There may be little time to lose to avoid the risk of the stand-off deteriorating into open conflict, some analysts say.
Since Trump ditched the deal, asserting it was too lenient on Iran, Tehran has been rebuilding stockpiles of low-enriched uranium, enriching it to higher levels of fissile purity and installing advanced centrifuges to speed up production.
Dramatically upping the ante, a law passed by the hardline parliament obliges Tehran on Feb. 21 to cancel the sweeping access given to U.N. non-proliferation inspectors under the 2015 deal, limiting their visits to declared nuclear sites only.
“This will be considered a major breach by Iran and will deeply complicate the situation,” warned a senior Western diplomat whose country is a party to the deal.
QUIET DEBATE ABOUT MUTUAL GESTURES
However, some officials and analysts see room to bypass the hardline public posturing over which side should take the first step to rescue the deal, which was touted as a key insurance policy against wider Middle East war when signed.
Iran would be amenable to a step-by-step, give-and-take approach if Washington took the first step, another Iranian official who was involved in the nuclear diplomacy with six world powers before 2015 told Reuters.

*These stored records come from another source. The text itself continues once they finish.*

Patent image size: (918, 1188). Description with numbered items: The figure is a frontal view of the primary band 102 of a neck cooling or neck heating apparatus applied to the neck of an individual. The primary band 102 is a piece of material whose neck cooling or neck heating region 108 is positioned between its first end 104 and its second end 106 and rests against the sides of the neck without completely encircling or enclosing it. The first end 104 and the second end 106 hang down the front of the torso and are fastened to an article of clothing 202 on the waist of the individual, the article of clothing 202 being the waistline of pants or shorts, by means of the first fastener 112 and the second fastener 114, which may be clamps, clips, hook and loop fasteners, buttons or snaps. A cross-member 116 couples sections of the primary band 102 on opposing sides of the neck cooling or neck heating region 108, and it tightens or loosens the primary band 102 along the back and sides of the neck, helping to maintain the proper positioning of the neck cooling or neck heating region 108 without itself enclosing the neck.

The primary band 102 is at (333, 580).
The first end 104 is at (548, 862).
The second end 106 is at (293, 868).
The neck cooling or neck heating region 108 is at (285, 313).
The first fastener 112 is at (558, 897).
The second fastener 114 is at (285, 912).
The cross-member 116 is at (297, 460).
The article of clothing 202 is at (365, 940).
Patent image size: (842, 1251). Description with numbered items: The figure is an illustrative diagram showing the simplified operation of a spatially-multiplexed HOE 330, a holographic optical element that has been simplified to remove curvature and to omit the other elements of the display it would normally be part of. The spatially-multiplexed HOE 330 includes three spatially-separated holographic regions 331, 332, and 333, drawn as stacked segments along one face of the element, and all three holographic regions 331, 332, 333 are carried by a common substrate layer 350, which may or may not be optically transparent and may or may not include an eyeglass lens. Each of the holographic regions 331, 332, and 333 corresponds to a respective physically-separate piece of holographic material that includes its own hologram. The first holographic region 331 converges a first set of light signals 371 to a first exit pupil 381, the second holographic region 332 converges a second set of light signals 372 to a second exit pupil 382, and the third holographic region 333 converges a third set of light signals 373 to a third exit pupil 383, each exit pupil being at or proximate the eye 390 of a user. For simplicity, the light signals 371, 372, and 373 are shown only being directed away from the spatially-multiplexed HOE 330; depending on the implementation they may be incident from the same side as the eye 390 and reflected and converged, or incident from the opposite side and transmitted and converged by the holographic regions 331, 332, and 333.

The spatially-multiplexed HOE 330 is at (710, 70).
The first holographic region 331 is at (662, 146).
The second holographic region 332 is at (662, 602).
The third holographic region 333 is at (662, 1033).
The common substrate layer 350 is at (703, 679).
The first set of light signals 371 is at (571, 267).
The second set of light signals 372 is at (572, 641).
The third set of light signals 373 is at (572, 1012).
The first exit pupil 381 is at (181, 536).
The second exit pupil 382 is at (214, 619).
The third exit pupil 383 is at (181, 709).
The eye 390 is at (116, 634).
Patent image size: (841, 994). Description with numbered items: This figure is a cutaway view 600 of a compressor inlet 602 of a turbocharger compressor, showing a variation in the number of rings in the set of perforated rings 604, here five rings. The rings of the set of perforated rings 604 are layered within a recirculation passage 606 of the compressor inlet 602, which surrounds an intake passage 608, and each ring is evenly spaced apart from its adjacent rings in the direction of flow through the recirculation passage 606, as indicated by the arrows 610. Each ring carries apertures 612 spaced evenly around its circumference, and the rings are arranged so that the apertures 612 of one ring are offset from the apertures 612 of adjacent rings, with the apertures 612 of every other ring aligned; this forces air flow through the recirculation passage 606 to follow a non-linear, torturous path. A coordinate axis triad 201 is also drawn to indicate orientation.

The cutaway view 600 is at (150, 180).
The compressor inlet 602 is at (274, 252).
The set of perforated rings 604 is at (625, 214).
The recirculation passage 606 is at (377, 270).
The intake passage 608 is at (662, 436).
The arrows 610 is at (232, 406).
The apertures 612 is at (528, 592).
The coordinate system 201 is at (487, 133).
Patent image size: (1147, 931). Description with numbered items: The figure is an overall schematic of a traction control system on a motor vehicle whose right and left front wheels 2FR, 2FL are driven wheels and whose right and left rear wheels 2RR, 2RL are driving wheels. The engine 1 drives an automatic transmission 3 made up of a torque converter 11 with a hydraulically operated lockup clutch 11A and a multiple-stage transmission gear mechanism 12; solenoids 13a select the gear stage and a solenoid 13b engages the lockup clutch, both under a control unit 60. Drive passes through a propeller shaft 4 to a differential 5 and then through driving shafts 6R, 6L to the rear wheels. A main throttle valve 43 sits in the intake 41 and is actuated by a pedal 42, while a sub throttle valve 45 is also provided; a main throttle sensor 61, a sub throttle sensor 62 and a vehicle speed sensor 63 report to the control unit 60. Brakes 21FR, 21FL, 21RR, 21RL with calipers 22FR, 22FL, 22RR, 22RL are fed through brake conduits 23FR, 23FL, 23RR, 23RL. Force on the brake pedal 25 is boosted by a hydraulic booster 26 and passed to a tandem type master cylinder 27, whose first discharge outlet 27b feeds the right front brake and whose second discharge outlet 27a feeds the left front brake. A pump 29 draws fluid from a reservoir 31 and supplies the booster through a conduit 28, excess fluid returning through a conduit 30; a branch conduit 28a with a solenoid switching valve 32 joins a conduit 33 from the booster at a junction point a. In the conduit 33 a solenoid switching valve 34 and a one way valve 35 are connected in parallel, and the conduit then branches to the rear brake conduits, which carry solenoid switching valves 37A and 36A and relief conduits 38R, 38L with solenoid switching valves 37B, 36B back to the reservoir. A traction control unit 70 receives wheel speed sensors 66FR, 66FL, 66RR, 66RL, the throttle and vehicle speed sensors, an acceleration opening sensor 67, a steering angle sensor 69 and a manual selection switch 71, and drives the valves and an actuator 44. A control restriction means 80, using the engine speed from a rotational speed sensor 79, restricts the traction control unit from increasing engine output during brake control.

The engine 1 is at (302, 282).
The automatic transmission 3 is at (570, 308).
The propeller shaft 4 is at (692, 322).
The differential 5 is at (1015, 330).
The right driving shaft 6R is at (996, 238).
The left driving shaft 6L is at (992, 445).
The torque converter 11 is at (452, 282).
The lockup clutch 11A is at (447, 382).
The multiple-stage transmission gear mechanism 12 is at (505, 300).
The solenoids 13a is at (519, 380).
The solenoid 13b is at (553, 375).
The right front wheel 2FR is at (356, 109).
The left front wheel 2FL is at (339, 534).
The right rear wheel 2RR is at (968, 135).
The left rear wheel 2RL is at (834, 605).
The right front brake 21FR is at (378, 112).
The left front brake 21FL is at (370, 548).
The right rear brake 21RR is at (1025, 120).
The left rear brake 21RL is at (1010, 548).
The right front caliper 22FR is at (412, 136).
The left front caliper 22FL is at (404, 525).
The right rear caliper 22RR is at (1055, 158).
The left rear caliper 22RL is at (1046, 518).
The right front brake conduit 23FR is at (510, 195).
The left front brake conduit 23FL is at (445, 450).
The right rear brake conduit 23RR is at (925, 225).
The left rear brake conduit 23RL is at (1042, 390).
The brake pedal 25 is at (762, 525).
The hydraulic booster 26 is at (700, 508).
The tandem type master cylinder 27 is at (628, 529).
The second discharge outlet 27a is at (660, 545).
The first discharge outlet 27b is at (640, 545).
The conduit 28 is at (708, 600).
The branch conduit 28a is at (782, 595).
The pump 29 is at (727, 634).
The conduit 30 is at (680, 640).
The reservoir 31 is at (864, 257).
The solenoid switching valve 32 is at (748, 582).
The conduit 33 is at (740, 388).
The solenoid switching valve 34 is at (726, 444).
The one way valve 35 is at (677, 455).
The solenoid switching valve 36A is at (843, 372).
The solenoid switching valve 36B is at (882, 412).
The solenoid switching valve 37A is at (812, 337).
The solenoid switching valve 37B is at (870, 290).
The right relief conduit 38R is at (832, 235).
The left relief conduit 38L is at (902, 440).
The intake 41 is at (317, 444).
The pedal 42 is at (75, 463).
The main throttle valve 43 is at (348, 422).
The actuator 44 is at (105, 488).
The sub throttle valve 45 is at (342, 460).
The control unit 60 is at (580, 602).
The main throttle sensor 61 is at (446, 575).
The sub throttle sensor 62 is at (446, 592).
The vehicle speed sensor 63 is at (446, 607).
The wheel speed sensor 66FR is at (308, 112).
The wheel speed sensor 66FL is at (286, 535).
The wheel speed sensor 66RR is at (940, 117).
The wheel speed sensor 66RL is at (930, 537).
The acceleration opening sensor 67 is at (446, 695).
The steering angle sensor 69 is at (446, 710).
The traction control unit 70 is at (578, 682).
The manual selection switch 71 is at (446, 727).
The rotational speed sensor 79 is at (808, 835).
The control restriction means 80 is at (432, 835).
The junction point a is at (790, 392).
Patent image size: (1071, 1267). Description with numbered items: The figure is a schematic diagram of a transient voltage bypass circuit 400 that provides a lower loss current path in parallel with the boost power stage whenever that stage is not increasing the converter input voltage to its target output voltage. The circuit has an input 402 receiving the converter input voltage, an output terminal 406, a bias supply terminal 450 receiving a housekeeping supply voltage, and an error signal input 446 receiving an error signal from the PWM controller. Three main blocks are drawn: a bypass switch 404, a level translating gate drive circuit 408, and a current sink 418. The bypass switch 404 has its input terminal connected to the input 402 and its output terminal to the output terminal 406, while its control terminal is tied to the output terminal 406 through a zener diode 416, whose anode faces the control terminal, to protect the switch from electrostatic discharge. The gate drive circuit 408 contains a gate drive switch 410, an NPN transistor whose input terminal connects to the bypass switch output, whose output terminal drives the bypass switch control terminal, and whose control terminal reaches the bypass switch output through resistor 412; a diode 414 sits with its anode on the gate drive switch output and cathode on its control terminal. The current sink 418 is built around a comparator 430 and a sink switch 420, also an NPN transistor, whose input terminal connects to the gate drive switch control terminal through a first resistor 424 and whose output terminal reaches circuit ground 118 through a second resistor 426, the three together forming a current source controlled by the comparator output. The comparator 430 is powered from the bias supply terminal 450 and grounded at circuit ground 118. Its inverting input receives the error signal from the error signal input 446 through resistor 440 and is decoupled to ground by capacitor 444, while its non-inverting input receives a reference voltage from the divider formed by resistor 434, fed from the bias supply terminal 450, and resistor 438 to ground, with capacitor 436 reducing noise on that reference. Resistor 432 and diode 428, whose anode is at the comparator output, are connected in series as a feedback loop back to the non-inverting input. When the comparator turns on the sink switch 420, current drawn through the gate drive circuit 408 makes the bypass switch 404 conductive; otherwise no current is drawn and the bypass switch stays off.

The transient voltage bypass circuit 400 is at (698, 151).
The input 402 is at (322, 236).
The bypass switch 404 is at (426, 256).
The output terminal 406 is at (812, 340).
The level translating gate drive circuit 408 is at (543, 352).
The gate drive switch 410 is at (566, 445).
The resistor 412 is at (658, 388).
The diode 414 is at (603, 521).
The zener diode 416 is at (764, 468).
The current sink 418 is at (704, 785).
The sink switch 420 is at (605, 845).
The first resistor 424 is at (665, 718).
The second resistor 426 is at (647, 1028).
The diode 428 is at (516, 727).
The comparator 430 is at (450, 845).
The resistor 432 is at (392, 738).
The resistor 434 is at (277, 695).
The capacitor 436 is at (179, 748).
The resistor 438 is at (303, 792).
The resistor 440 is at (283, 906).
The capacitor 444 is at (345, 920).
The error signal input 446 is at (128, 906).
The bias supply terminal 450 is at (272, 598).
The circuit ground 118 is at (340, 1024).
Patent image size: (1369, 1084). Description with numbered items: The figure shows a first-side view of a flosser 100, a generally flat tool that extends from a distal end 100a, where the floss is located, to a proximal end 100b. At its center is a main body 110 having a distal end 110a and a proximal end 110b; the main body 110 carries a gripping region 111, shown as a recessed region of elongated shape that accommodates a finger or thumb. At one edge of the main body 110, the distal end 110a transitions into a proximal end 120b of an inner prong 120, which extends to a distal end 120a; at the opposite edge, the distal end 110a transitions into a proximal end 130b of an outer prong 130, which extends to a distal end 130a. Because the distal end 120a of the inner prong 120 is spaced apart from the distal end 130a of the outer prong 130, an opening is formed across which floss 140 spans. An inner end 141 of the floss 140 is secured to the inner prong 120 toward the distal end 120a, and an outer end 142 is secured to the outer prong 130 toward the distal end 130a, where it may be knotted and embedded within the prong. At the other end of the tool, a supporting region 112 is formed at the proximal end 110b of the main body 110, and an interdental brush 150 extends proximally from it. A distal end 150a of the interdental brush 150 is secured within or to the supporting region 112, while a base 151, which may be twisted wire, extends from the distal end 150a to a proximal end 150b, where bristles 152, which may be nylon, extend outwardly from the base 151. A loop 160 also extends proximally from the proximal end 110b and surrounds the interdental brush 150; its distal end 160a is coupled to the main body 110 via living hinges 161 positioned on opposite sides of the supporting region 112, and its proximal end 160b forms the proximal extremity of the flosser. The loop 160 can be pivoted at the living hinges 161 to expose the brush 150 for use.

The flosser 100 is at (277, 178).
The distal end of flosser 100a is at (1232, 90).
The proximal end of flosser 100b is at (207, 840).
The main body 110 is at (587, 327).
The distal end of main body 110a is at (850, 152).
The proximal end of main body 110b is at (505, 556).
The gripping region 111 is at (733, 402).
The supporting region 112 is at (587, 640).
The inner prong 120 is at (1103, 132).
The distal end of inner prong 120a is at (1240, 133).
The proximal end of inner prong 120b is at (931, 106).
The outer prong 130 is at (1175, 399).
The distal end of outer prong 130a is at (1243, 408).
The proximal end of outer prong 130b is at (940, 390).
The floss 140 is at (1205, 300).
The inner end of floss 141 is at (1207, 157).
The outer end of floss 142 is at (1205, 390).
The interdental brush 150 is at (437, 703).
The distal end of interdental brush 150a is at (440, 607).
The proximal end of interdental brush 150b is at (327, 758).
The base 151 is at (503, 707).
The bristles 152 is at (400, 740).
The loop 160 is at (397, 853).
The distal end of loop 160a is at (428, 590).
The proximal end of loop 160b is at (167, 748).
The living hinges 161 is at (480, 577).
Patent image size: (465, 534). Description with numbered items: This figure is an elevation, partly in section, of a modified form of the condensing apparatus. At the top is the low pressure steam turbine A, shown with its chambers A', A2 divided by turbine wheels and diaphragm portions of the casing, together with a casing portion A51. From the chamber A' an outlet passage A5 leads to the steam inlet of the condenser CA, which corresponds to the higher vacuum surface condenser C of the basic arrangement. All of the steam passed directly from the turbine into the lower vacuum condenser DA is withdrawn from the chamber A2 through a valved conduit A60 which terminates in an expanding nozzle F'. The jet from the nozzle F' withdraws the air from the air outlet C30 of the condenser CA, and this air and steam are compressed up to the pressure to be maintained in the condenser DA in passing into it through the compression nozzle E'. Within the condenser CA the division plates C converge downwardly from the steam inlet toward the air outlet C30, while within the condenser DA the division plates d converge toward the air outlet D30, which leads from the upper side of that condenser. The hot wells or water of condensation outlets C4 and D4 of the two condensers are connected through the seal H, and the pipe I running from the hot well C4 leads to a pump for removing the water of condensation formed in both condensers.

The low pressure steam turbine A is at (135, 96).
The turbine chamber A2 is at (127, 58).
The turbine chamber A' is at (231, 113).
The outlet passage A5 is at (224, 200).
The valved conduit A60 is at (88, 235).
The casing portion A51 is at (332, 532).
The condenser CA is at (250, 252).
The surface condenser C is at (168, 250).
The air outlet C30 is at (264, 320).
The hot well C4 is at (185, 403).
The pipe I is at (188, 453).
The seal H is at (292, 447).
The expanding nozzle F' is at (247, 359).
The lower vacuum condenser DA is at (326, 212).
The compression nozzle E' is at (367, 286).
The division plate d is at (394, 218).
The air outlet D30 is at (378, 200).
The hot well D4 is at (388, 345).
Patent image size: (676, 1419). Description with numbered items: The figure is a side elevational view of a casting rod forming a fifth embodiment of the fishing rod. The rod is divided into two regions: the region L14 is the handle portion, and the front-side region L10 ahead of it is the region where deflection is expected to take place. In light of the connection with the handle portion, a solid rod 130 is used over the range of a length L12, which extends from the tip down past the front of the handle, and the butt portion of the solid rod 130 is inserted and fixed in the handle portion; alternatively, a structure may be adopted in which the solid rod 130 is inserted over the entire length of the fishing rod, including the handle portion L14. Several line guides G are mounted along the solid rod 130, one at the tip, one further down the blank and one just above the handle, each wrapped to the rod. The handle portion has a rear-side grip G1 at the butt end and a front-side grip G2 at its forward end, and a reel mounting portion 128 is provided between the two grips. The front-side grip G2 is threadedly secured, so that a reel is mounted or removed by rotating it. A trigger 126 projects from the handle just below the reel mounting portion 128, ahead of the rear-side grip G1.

“Biden needs to build trust by returning to the deal as soon as possible. Then they should immediately find a way to ease the unjust economic pressure that would encourage Iran to show flexibility,” he said.
Three sources told Reuters on Monday that the Biden administration was weighing a wide array of ideas on how to revive the deal, including an option where both sides would take small steps short of full compliance to buy time.
A viable route to agreement that would avoid either side losing face has yet to crystallise, however.
“We still don’t know how all this will happen because the Americans have not defined how they see the calendar sequencing and crucially what they actually want to obtain. The Iranians have also not defined what they want,” said a European diplomat.
A senior Iranian diplomat suggested one gesture by Tehran towards resolving the impasse could be help in ending conflicts in Yemen, Iraq and Syria, saying this could offer a “quick foreign policy win” for Biden.
Ali Vaez, Iran analyst at the International Crisis Group, suggested Washington could help pave the way to a new deal by reviving a French proposal to give Iran a $15 billion credit facility, or unblocking Iranian funds abroad. About 90% of Iran’s official reserves are frozen abroad due to sanctions.
Eurasia Group analyst Henry Rome said Iran could match U.S. gestures by eschewing further provocative moves, such as “not reducing U.N. inspector access, not installing more advanced centrifuges, not ramping up enriched uranium production”.
Another gesture could lie in a prisoner swap – Tehran has in the past indicated readiness to carry one out with Washington.
Ultimately the Islamic Republic desires Western recognition of what it sees as its rightful place as a pre-eminent power in the Middle East, where for decades Iran and Saudi Arabia have jostled for the upper hand.
Saudi Arabia and Israel both opposed the 2015 deal and fear its revival, without addressing Iran’s ballistic missile program and role in various Middle East conflicts via proxy forces, might further embolden their mutual enemy.
ECONOMIC MISERY
As the nuclear impasse has festered, so has popular disenchantment at home – especially among women and the young, who comprise the bulk of voters – over high unemployment, soaring inflation and restrictions on political freedoms and social life.
Hundreds of factories have been closed, Iran’s rial currency has lost 70% of its value against the U.S. dollar and official data show over 40 million Iranians live below the poverty line.
The election outcome in June will have no notable sway on nuclear policy, which is determined by Supreme Leader Ayatollah Ali Khamenei.
But the myriad privations suffered by voters make a poor turnout more likely and this could bolster critics who say the establishment must moderate domestic and foreign policy.
“Any delay in reviving the economy could push Iran into chaos. People cannot take more economic pressure,” said a former Iranian official who favours policy reforms.